To help ensure lower- and middle-income Canadians don’t get caught up in the increase, Ottawa is also proposing to increase the exemption to the start of the fourth federal tax bracket from $40,000. For 2024, it expects the exemption would be about $173,000 and be indexed annually to inflation.
The government estimates that under the new rules about 32,000 Canadians will be covered by alternative minimum tax in 2024, compared with about 70,000 if it did not make the changes.
However, the higher rate and revamping of the allowable deductions and credits mean Ottawa expects to take in an additional $150 million in 2023-24 and an additional $625 million in 2024-25.
Bruce Ball, vice-president for tax at CPA Canada, said there is a broader range of things that will go into the alternative minimum tax calculation, but the good news for most taxpayers is that the threshold will be much higher.
“That should exclude a lot of people even if they have more add-backs than they would have under the old system, so there’s some good news and bad news I guess, depending on your situation,” Ball said.
“If you’re higher income you may end up paying more; if you’re lower income you may not be subject to AMT.”
Brian Ernewein, senior advisor, tax, at KPMG in Canada, said the government isn’t just raising the rate, but also changing the rules for what is included when calculating a tax bill under the AMT rules, including changes for the treatment of capital gains.
“I think this is a very big change,” he said.
Ernewein added that there are also a broad range of changes regarding exemptions, deductions and credits.
"They're only allowing 50 per cent of a fairly large range of deductions and expenses, and 50 per cent of a lot of non refundable personal tax credits," he said.
While the richest Canadians face the possibility of higher taxes, the budget also includes a one-time payment for those who receive the goods and services tax credit to help offset the rising cost of living.
“We all know that our most vulnerable friends and neighbours are still feeling the bite of higher prices. And that is why our budget delivers targeted inflation relieve to those who need it most,” Freeland said.
Under the proposal, billed as a grocery rebate, Canadians who are eligible will receive an additional amount equal to twice the GST tax credit amount for January. For couples with two children the amount could be up to $467, while a single Canadian without children could receive up to an extra $234.
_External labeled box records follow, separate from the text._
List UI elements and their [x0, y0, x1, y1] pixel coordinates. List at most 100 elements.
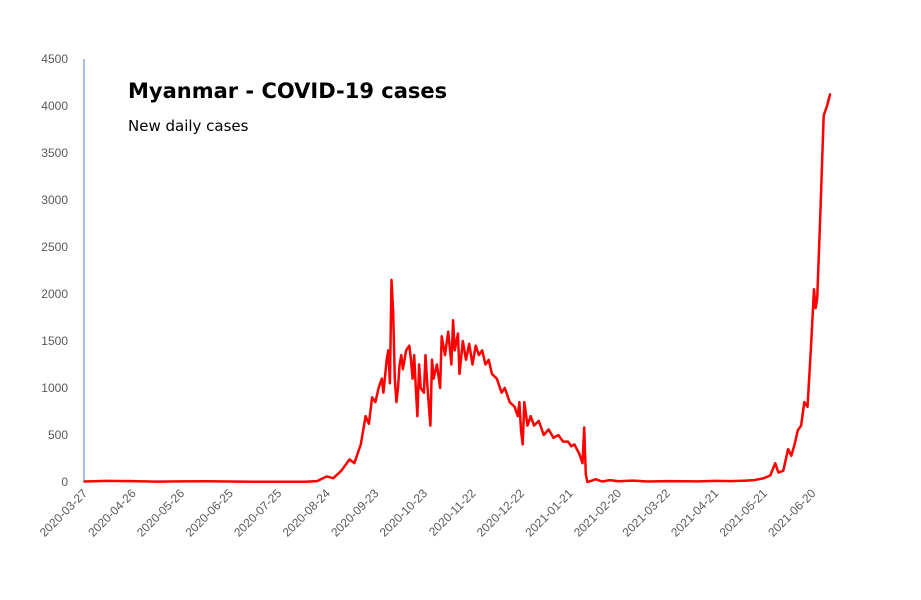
data-point — [491, 373, 493, 375]
x-tick-label: 2020-12-22 — [474, 486, 528, 540]
x-tick-label: 2020-05-26 — [134, 486, 188, 540]
data-point — [204, 480, 207, 483]
y-tick-label: 4500 — [41, 52, 68, 66]
data-point — [415, 387, 417, 389]
data-point — [105, 480, 108, 482]
x-tick-label: 2021-01-21 — [522, 486, 576, 540]
data-point — [348, 458, 351, 461]
data-point — [504, 387, 506, 389]
x-tick-label: 2021-05-21 — [717, 486, 771, 540]
data-point — [395, 401, 398, 403]
data-point — [573, 443, 576, 446]
data-point — [816, 297, 818, 300]
data-point — [547, 428, 550, 431]
data-point — [382, 391, 385, 394]
data-point — [389, 382, 391, 385]
data-point — [418, 363, 420, 366]
data-point — [631, 479, 634, 482]
data-point — [813, 288, 815, 291]
x-tick-label: 2020-06-25 — [182, 486, 236, 540]
data-point — [753, 479, 755, 481]
data-point — [424, 354, 427, 356]
y-tick-label: 3000 — [41, 193, 68, 207]
data-point — [432, 377, 435, 380]
data-point — [517, 415, 519, 418]
data-point — [777, 471, 780, 474]
data-point — [782, 469, 785, 472]
data-point — [500, 391, 503, 394]
data-point — [154, 480, 156, 483]
data-point — [790, 454, 793, 457]
chart-title: Myanmar - COVID-19 cases — [128, 79, 447, 103]
data-point — [481, 349, 484, 352]
data-point — [400, 354, 403, 356]
data-point — [581, 462, 584, 465]
data-point — [408, 344, 411, 347]
y-tick-label: 2500 — [41, 240, 68, 254]
data-point — [439, 387, 441, 389]
data-point — [594, 478, 597, 481]
x-axis: 2020-03-272020-04-262020-05-262020-06-25… — [37, 486, 819, 540]
data-point — [326, 475, 328, 478]
x-tick-label: 2021-02-20 — [571, 486, 625, 540]
data-point — [806, 406, 809, 408]
data-point — [508, 401, 511, 403]
data-point — [487, 359, 490, 361]
data-point — [562, 440, 564, 443]
x-tick-label: 2020-08-24 — [280, 486, 334, 540]
data-point — [810, 349, 812, 352]
data-point — [769, 474, 772, 477]
y-tick-label: 500 — [48, 428, 68, 442]
data-point — [411, 377, 414, 380]
data-point — [431, 359, 433, 361]
data-point — [457, 332, 459, 335]
series-area — [83, 93, 832, 484]
data-point — [228, 480, 231, 483]
data-point — [440, 335, 443, 338]
data-point — [819, 208, 822, 211]
x-tick-label: 2020-04-26 — [85, 486, 139, 540]
data-point — [585, 473, 587, 476]
y-tick-label: 1500 — [41, 334, 68, 348]
data-point — [402, 368, 404, 371]
data-point — [465, 359, 467, 361]
data-point — [601, 480, 603, 483]
data-point — [526, 424, 529, 427]
data-point — [471, 363, 474, 366]
x-tick-label: 2020-09-23 — [328, 486, 382, 540]
data-point — [617, 480, 619, 483]
series-line — [83, 93, 832, 484]
data-point — [131, 480, 134, 482]
data-point — [452, 319, 454, 322]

Student budgets will also see a boost from the budget as the government increases the Canada Student Grants compared with pre-pandemic levels and raises the interest-free Canada Student Loan limit.
The changes increase the total federal aid available to a full-time student based on financial need to $14,400 for 2023, up from $13,160 for 2022 and $10,140 in 2019 before the pandemic.
The government is also moving to cap the increase on alcohol excise duties to two per cent for one year. Ordinarily, the rates are indexed to the consumer price index and were previously set to rise by 6.3 per cent.
However, Canadians looking to take a flight next year will face an increase in the air travellers security charge paid by those flying in Canada starting on May 1, 2024. The charges, which are paid by passengers when they buy an airline ticket, help pay for the air travel security system and were last increased in 2010.
The charge for a domestic round trip will rise to $19.87, from its current rate of $14.96. The charge for a transborder flight to the U.S. will rise to $16.89 from $12.71, while for departing international flights travellers will pay $34.42, up from $25.91.